Martin Francoeur
Le Nouvelliste
Martin Francoeur

Le point de rupture

ÉDITORIAL / «Mes amis, nous sommes arrivés à la fin d’un long voyage. Le peuple américain a parlé, il a parlé clairement.

Il y a quelques instants, j’ai eu l’honneur d’appeler mon adversaire pour le féliciter d’avoir été élu président de ce pays que nous aimons tous les deux.

Dans une compétition aussi longue et difficile que cette campagne, son seul succès m’impose le respect pour sa compétence et sa persévérance.

Mon adversaire et moi avons discuté de nos différences, et il a prévalu. Il n’y a aucun doute que ces différences demeurent. Les temps sont difficiles pour notre pays. Et ce soir, je promets au prochain président de faire tout ce qui est en mon pouvoir pour l’aider à nous conduire à travers les nombreux défis qui nous attendent.

Je supplie tous les Américains qui m’ont soutenu de me rejoindre pas seulement en le félicitant mais en offrant à notre prochain président notre bonne volonté et nos efforts sincères pour trouver les moyens de nous rassembler et les compromis nécessaires pour gommer nos différences et restaurer notre prospérité, défendre notre sécurité dans un monde dangereux, et laisser à nos enfants et petits-enfants un pays plus fort et meilleur que celui dont nous avons hérité.

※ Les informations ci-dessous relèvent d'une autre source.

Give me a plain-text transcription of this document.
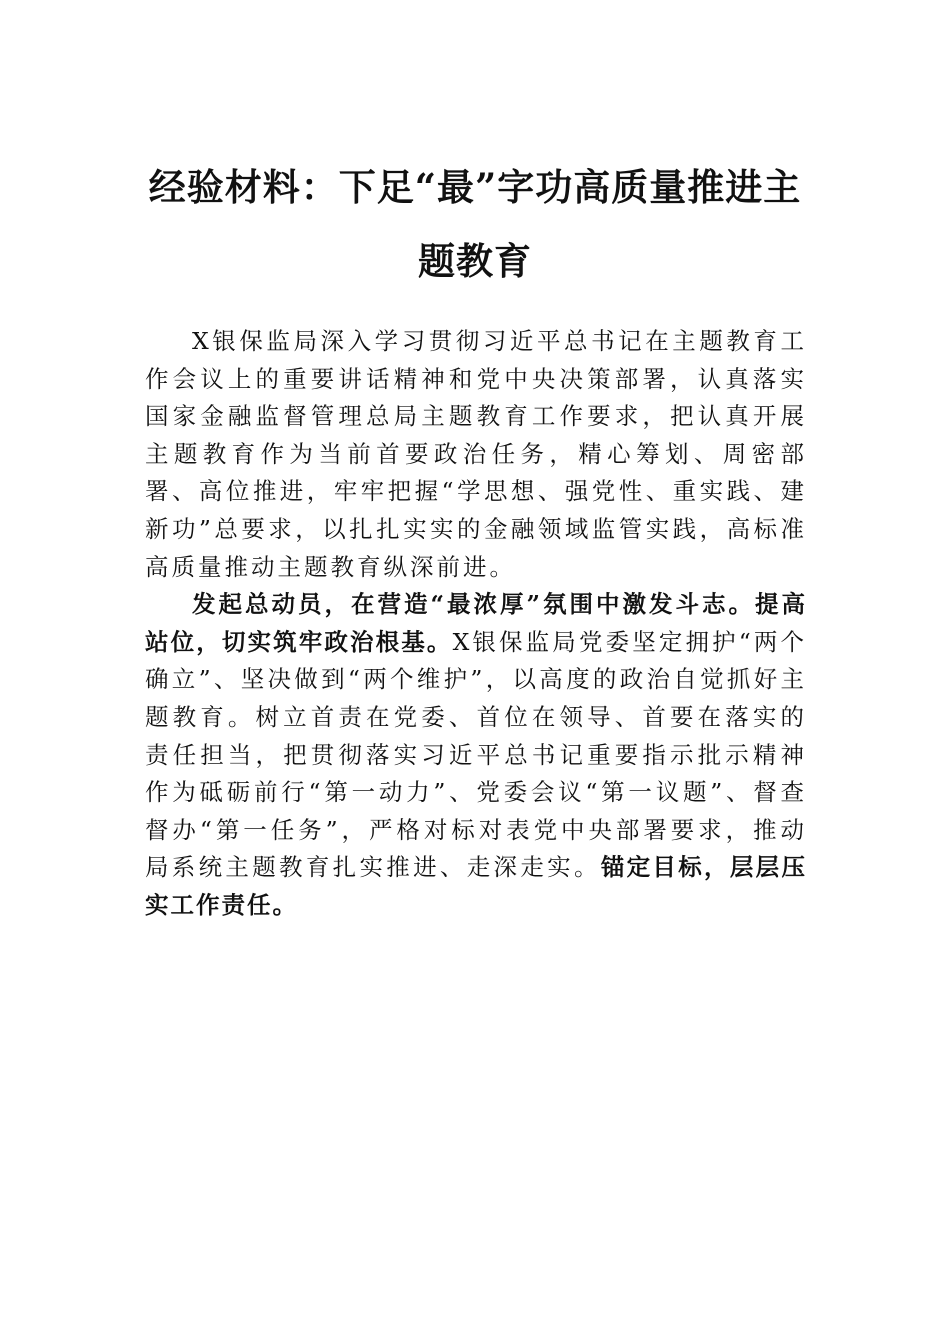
经验材料：下足“最”字功高质量推进主题教育

X银保监局深入学习贯彻习近平总书记在主题教育工作会议上的重要讲话精神和党中央决策部署，认真落实国家金融监督管理总局主题教育工作要求，把认真开展主题教育作为当前首要政治任务，精心筹划、周密部署、高位推进，牢牢把握“学思想、强党性、重实践、建新功”总要求，以扎扎实实的金融领域监管实践，高标准高质量推动主题教育纵深前进。

发起总动员，在营造“最浓厚”氛围中激发斗志。提高站位，切实筑牢政治根基。X银保监局党委坚定拥护“两个确立”、坚决做到“两个维护”，以高度的政治自觉抓好主题教育。树立首责在党委、首位在领导、首要在落实的责任担当，把贯彻落实习近平总书记重要指示批示精神作为砥砺前行“第一动力”、党委会议“第一议题”、督查督办“第一任务”，严格对标对表党中央部署要求，推动局系统主题教育扎实推进、走深走实。锚定目标，层层压实工作责任。
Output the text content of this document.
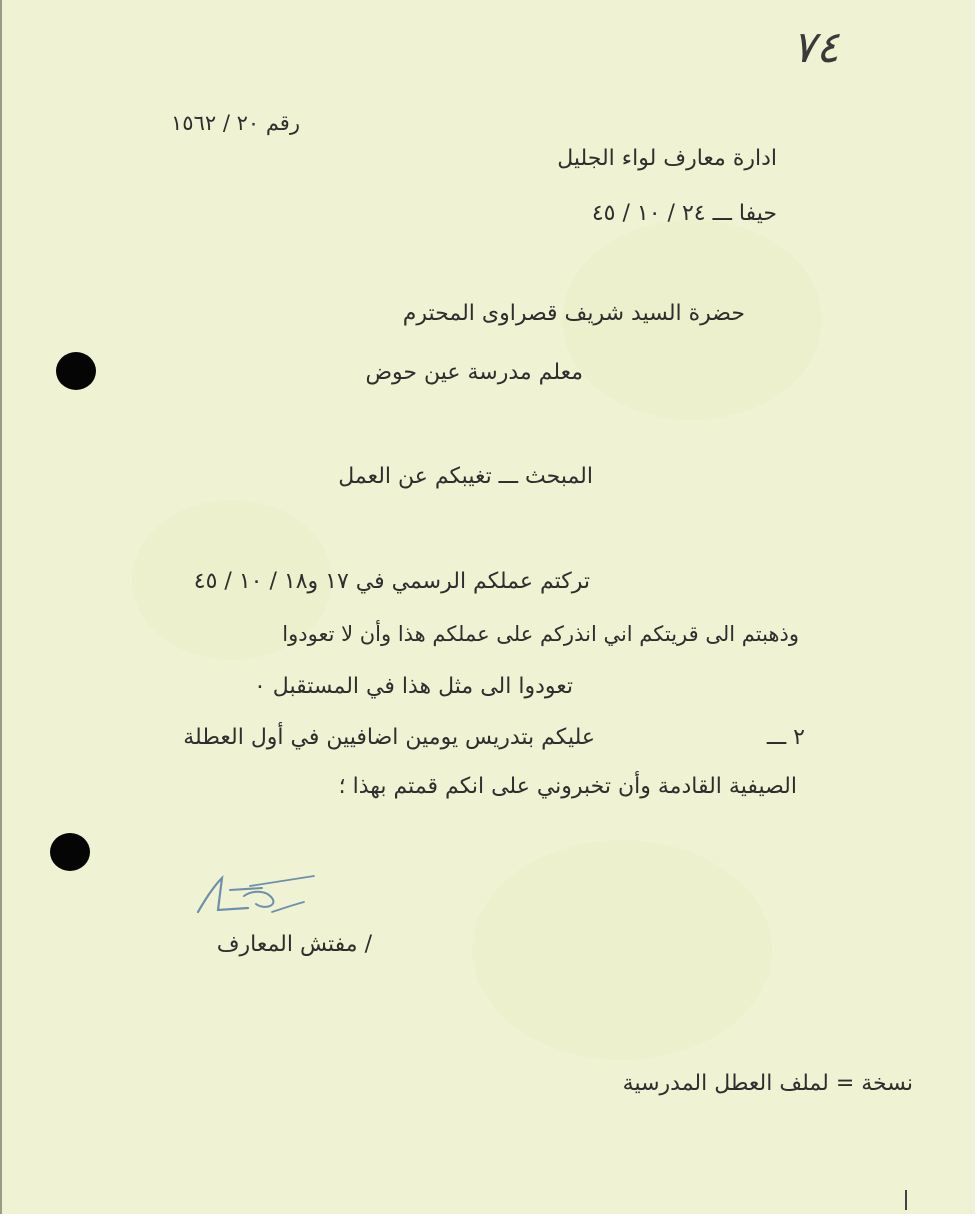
٧٤
رقم ٢٠ / ١٥٦٢
ادارة معارف لواء الجليل
حيفا ـــ ٢٤ / ١٠ / ٤٥
حضرة السيد شريف قصراوى المحترم
معلم مدرسة عين حوض
المبحث ـــ تغيبكم عن العمل
تركتم عملكم الرسمي في ١٧ و١٨ / ١٠ / ٤٥
وذهبتم الى قريتكم اني انذركم على عملكم هذا وأن لا تعودوا
تعودوا الى مثل هذا في المستقبل ٠
٢ ـــ
عليكم بتدريس يومين اضافيين في أول العطلة
الصيفية القادمة وأن تخبروني على انكم قمتم بهذا ؛
/ مفتش المعارف
نسخة = لملف العطل المدرسية
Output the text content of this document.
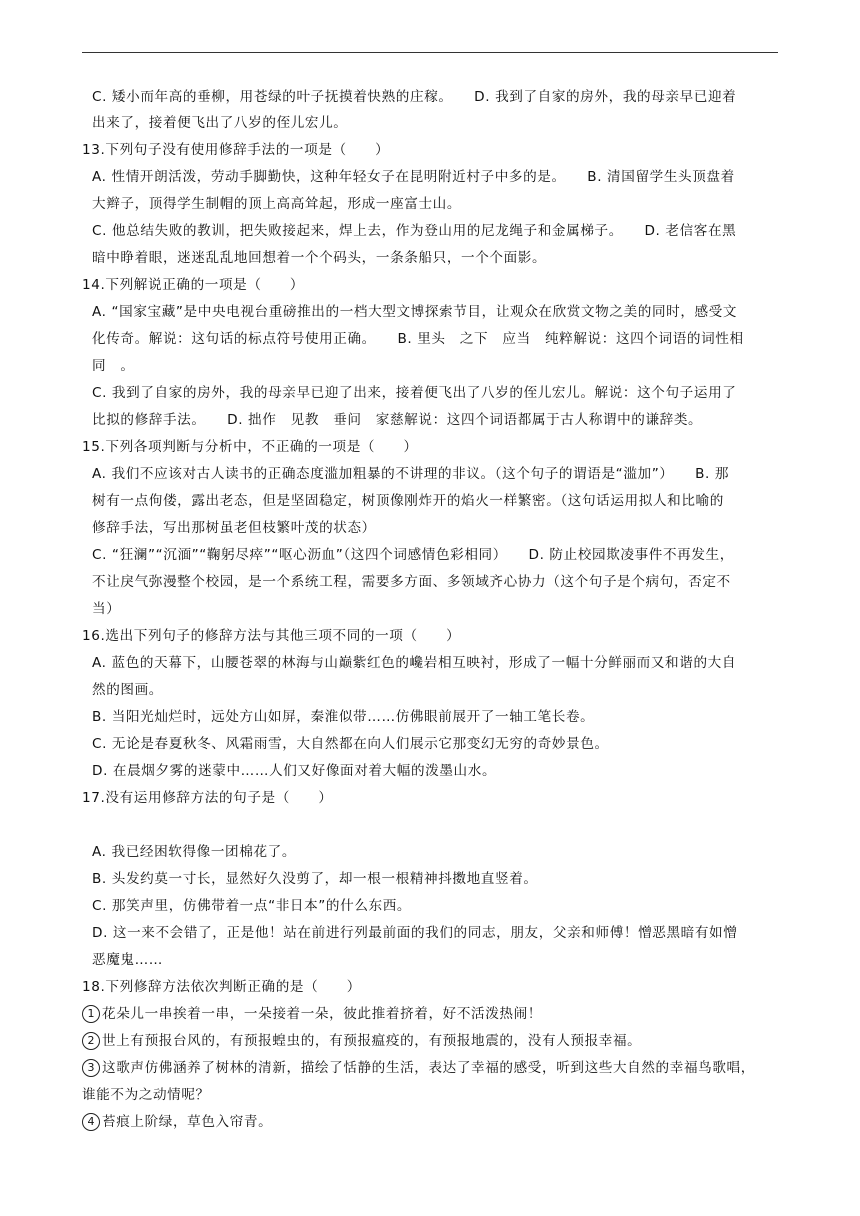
C. 矮小而年高的垂柳，用苍绿的叶子抚摸着快熟的庄稼。　　D. 我到了自家的房外，我的母亲早已迎着
出来了，接着便飞出了八岁的侄儿宏儿。
13.下列句子没有使用修辞手法的一项是（　　）
A. 性情开朗活泼，劳动手脚勤快，这种年轻女子在昆明附近村子中多的是。　　B. 清国留学生头顶盘着
大辫子，顶得学生制帽的顶上高高耸起，形成一座富士山。
C. 他总结失败的教训，把失败接起来，焊上去，作为登山用的尼龙绳子和金属梯子。　　D. 老信客在黑
暗中睁着眼，迷迷乱乱地回想着一个个码头，一条条船只，一个个面影。
14.下列解说正确的一项是（　　）
A. “国家宝藏”是中央电视台重磅推出的一档大型文博探索节目，让观众在欣赏文物之美的同时，感受文
化传奇。解说：这句话的标点符号使用正确。　　B. 里头　之下　应当　纯粹解说：这四个词语的词性相
同　。
C. 我到了自家的房外，我的母亲早已迎了出来，接着便飞出了八岁的侄儿宏儿。解说：这个句子运用了
比拟的修辞手法。　　D. 拙作　见教　垂问　家慈解说：这四个词语都属于古人称谓中的谦辞类。
15.下列各项判断与分析中，不正确的一项是（　　）
A. 我们不应该对古人读书的正确态度滥加粗暴的不讲理的非议。（这个句子的谓语是“滥加”）　　B. 那
树有一点佝偻，露出老态，但是坚固稳定，树顶像刚炸开的焰火一样繁密。（这句话运用拟人和比喻的
修辞手法，写出那树虽老但枝繁叶茂的状态）
C. “狂澜”“沉湎”“鞠躬尽瘁”“呕心沥血”（这四个词感情色彩相同）　　D. 防止校园欺凌事件不再发生，
不让戾气弥漫整个校园，是一个系统工程，需要多方面、多领域齐心协力（这个句子是个病句，否定不
当）
16.选出下列句子的修辞方法与其他三项不同的一项（　　）
A. 蓝色的天幕下，山腰苍翠的林海与山巅紫红色的巉岩相互映衬，形成了一幅十分鲜丽而又和谐的大自
然的图画。
B. 当阳光灿烂时，远处方山如屏，秦淮似带……仿佛眼前展开了一轴工笔长卷。
C. 无论是春夏秋冬、风霜雨雪，大自然都在向人们展示它那变幻无穷的奇妙景色。
D. 在晨烟夕雾的迷蒙中……人们又好像面对着大幅的泼墨山水。
17.没有运用修辞方法的句子是（　　）
A. 我已经困软得像一团棉花了。
B. 头发约莫一寸长，显然好久没剪了，却一根一根精神抖擞地直竖着。
C. 那笑声里，仿佛带着一点“非日本”的什么东西。
D. 这一来不会错了，正是他！站在前进行列最前面的我们的同志，朋友，父亲和师傅！憎恶黑暗有如憎
恶魔鬼……
18.下列修辞方法依次判断正确的是（　　）
1 花朵儿一串挨着一串，一朵接着一朵，彼此推着挤着，好不活泼热闹！
2 世上有预报台风的，有预报蝗虫的，有预报瘟疫的，有预报地震的，没有人预报幸福。
3 这歌声仿佛涵养了树林的清新，描绘了恬静的生活，表达了幸福的感受，听到这些大自然的幸福鸟歌唱，
谁能不为之动情呢？
4 苔痕上阶绿，草色入帘青。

Quelles que soient nos différences, nous sommes tous Américains. Croyez-moi, aucune autre appartenance n’est plus importante à mes yeux.

Il est naturel de ressentir ce soir une certaine déception. Mais demain, nous devrons dépasser celle-ci et travailler ensemble pour faire avancer notre pays de nouveau.

Je souhaite bonne chance à l’homme qui fut mon adversaire et sera mon président. Et j’appelle tous les Américains, comme je l’ai souvent fait durant cette campagne, à ne pas désespérer de nos difficultés présentes mais à croire toujours en la promesse et la grandeur de l’Amérique.»

* * *

Ça, c’est de l’élégance. De la dignité. De la classe. C’est exactement ce qu’on attend de n’importe quel citoyen qui se voit confier le privilège de servir la population et qui, à un moment précis, voit cette population lui préférer quelqu’un d’autre.

Ces mots sont extraits du discours de concession de John McCain. Le candidat républicain battu par Barack Obama en 2008. Un homme politique respecté de tous, y compris de la plupart de ses collègues démocrates au Sénat, où il a représenté l’Arizona pendant plus de trente ans. Un gentleman.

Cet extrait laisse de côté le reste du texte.